In a study published today in Blood Advances, researchers found that privately insured individuals with sickle cell disease (SCD) spend approximately $1.7 million on disease-related medical expenses over their lifetime. These findings highlight the enormous economic burden affecting individuals living with SCD and raise questions about how medical advancements, like gene therapy, may one day factor into the cost of care.
SCD is the most common inherited red blood cell disorder in the United States, affecting an estimated 100,000 people. According to the Centers for Disease Control and Prevention (CDC), SCD affects one out of every 365 Black or African American births and one out of every 16,300 Hispanic American births.
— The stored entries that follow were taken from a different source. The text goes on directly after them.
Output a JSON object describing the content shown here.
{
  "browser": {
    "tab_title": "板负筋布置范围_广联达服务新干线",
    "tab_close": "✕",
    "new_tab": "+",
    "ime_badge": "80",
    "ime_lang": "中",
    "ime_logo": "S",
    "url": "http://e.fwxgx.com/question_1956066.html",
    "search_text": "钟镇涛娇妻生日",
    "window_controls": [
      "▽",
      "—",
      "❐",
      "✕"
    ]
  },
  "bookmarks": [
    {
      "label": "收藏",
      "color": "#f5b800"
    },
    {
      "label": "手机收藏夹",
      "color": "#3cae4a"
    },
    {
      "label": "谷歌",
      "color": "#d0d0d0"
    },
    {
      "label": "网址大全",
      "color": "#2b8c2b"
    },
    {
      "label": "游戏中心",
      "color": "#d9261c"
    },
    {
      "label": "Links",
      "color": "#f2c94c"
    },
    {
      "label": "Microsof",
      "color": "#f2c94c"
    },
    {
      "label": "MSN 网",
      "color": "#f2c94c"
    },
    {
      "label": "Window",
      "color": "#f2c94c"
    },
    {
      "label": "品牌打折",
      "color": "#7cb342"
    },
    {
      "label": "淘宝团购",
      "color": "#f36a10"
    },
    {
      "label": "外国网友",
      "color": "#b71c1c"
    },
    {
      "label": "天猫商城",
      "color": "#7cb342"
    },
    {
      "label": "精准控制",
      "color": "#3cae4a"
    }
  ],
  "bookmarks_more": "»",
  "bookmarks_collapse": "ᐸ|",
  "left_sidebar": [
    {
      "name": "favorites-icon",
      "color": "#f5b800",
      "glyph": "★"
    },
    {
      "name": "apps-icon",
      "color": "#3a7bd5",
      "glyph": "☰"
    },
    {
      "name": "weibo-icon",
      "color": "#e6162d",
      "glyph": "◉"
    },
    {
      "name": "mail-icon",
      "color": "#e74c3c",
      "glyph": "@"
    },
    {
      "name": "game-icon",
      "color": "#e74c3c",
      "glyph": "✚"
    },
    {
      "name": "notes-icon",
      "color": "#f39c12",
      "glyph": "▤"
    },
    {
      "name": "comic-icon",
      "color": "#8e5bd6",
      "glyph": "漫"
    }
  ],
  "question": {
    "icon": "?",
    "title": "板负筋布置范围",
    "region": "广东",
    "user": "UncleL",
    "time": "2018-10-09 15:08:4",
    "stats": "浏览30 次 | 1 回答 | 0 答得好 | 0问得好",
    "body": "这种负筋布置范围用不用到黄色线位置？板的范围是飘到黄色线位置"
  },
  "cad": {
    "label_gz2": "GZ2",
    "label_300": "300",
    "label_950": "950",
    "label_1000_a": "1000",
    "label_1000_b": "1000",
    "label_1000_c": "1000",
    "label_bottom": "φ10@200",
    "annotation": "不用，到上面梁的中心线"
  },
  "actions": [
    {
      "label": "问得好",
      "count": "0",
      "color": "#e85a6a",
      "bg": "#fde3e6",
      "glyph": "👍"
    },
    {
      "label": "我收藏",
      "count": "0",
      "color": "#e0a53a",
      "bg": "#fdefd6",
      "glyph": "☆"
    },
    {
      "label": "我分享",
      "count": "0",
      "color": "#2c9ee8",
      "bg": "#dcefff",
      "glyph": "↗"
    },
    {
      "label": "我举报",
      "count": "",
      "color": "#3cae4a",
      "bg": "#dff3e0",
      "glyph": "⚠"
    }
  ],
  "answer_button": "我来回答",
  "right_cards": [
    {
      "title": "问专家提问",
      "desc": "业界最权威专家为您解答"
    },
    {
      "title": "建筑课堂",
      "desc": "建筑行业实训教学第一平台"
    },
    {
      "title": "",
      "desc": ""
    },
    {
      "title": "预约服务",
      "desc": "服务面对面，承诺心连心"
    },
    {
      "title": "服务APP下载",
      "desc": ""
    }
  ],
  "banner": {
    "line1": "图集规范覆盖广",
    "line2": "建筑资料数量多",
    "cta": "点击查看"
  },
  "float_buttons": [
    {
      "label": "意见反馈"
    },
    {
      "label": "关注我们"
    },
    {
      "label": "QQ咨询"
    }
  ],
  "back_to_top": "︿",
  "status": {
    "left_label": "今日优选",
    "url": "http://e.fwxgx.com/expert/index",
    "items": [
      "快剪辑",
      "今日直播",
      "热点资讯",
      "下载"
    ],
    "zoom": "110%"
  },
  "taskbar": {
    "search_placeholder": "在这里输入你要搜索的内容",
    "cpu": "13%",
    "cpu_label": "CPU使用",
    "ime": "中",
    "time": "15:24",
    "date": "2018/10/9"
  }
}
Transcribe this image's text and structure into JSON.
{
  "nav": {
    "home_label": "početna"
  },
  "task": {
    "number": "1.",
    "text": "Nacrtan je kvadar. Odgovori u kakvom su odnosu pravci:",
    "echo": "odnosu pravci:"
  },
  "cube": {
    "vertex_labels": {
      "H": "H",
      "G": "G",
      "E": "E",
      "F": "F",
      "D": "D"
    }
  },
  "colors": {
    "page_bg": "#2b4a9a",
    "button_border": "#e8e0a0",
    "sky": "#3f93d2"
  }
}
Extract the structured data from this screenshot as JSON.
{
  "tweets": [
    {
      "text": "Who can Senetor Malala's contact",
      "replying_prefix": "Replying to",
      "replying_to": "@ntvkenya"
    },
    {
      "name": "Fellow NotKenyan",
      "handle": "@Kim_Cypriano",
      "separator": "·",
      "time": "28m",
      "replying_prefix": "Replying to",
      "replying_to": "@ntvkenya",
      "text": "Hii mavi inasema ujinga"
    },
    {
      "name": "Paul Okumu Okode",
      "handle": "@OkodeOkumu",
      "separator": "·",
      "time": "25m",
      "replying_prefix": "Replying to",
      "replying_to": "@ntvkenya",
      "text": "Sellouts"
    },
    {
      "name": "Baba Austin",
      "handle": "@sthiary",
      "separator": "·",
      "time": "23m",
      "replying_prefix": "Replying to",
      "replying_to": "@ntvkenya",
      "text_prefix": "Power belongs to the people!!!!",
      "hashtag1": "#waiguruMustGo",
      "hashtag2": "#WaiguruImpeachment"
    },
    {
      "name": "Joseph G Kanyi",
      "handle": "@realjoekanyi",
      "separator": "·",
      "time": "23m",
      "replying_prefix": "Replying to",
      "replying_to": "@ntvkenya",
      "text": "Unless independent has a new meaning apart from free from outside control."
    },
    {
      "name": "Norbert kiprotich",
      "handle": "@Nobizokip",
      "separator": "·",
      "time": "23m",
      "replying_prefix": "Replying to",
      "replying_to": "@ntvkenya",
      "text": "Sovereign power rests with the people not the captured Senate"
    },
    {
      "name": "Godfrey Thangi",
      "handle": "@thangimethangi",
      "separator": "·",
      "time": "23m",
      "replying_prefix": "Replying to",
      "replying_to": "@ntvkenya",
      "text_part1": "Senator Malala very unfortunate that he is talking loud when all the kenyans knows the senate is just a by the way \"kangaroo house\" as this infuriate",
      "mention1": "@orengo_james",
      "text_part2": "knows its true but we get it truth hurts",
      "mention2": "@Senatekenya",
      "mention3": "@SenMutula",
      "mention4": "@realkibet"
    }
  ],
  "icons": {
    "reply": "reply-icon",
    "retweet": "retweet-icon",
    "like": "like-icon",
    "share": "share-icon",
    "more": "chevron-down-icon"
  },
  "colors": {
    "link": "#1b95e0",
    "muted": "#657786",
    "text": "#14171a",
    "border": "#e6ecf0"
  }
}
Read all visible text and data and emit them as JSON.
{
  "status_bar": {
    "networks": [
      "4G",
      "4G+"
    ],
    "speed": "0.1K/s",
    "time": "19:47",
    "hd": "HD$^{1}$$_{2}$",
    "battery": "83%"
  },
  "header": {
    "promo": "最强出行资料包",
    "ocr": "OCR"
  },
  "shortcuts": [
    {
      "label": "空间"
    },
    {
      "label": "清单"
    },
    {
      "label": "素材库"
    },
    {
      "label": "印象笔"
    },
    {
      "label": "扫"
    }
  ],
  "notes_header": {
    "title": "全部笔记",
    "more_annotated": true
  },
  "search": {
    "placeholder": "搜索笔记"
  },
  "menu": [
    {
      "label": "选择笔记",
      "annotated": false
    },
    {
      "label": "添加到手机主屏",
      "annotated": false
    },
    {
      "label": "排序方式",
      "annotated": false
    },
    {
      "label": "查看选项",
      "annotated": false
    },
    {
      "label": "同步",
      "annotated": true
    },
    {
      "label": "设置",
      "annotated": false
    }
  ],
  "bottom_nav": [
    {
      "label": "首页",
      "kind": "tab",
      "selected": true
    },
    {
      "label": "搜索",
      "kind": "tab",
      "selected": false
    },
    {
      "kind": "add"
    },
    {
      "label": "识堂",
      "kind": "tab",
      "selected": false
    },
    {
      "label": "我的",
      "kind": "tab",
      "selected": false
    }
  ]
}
Considering that SCD disproportionately affects Black and Hispanic communities, such high health care costs put even further inordinate financial constraints on these populations.
This research, funded by the National Heart, Lung and Blood Institute, Cure Sickle Cell Initiative, not only brought the exorbitant total medical costs attributable to SCD to light but also uncovered that people with SCD pay significant out-of-pocket costs on private insurance plans.
“Our findings suggest that the lifetime out-of-pocket cost of medical care is about $44,000 for people with SCD,” explained study author Kate Johnson, Ph.D., of the Comparative Health Outcomes, Policy & Economics (CHOICE) Institute, Department of Pharmacy, University of Washington. “For this population, the annual out of pocket cost burden could be five to 10% of their annual income.”
To conduct this study, Dr. Johnson and colleagues collected data from a retrospective cohort of individuals between birth and age 64 diagnosed with SCD from 2007 to 2018 through a commercial claims database. The repository contained information such as outpatient and inpatient medical claims, prescription drug claims, health utilization records, payer and individual costs, demographics, and insurance plans. They then analyzed these statistics against matched controls without SCD.
Results revealed that non-elderly lifetime SCD-related medical expenses add up to approximately $1.6 million for women and $1.7 million for men. Notably, participants also spent around $44,000 on out-of-pocket expenses. Additionally, these results suggested that the medical costs of treating SCD peaked around the age of 13-24 years old and declined with older age. The researchers believe this could be attributed both to the typical progression of SCD and to adolescence and young adulthood being a transitional period of life, when their care delivery may be changing or they may be switching insurance plans.
Dr. Johnson noted that this study is limited in that these findings do not encompass the indirect costs one can accumulate when receiving care for SCD, such as lost productivity due to being unable to work or time spent managing the disease, both for patients and their caregivers. She also emphasized that the figures do not include people covered on public insurance plans, like Medicaid, and that only a third of patients with SCD have private insurance.
In the long term, the teams at the University of Washington and the Fred Hutchinson Cancer Research Center, tasked to lead the Cure Sickle Cell Economic Impact Consortium, aim to lay out a comprehensive picture of the total cost of living with SCD. They believe it is imperative to assess the costs of treatments for SCD, like gene therapy, and evaluate how these innovations can reduce the financial strain of living with this disease.